Há anos procuro, nos sebos, livros preciosos que fui perdendo ao longo da
vida. A falta que me fazem! Parecem pessoas queridas que não vejo mais, nem
tenho notícias.
Neste verão escaldante tive a satisfação de encontrar um e outro, bem amarelinhos,
mas inteiros, esperando por mim nos balaios das livrarias de usados.
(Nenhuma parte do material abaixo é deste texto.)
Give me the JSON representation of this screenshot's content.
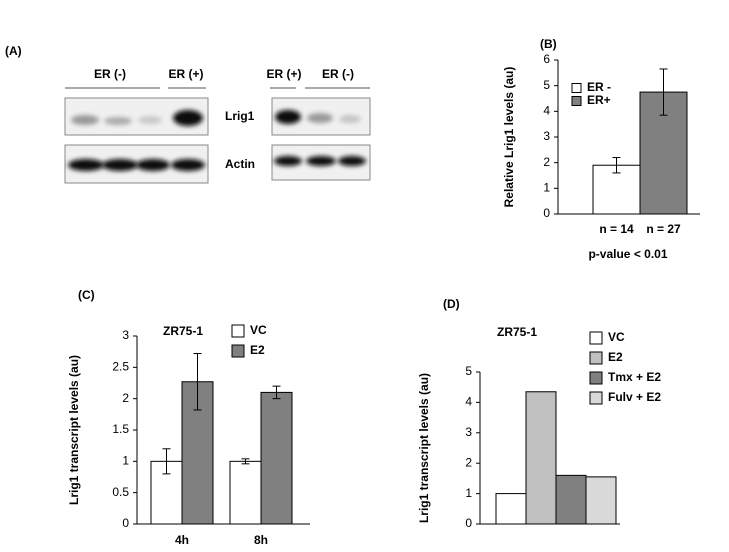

O último deles, perdi a esperança de reencontrá-lo, mas depois os mais
jovens da família me ensinaram a
procurá-lo na Internet. E
reiniciei sua busca.
Naquele calorão abafado de Porto Alegre, aproveitei a última manhã
passada lá para tentar novamente. Nos sebos da Rua da Praia, mocinhas gentis me
atenderam prontamente dirigindo-se logo ao computador. Nem elas tinham
esperança de encontrar o livro “O Manto de Cristo” que eu tanto desejava. Elas
me olhavam como a uma sobrevivente de um mundo que não conheceram. De pessoas
piedosas que não abandonaram sua fé e ainda se interessam pela história sagrada. Hoje os
assuntos de livros são bem outros. O mundo também.
Até que uma atendente me indicou um sebo na Rua da Ladeira, ali perto.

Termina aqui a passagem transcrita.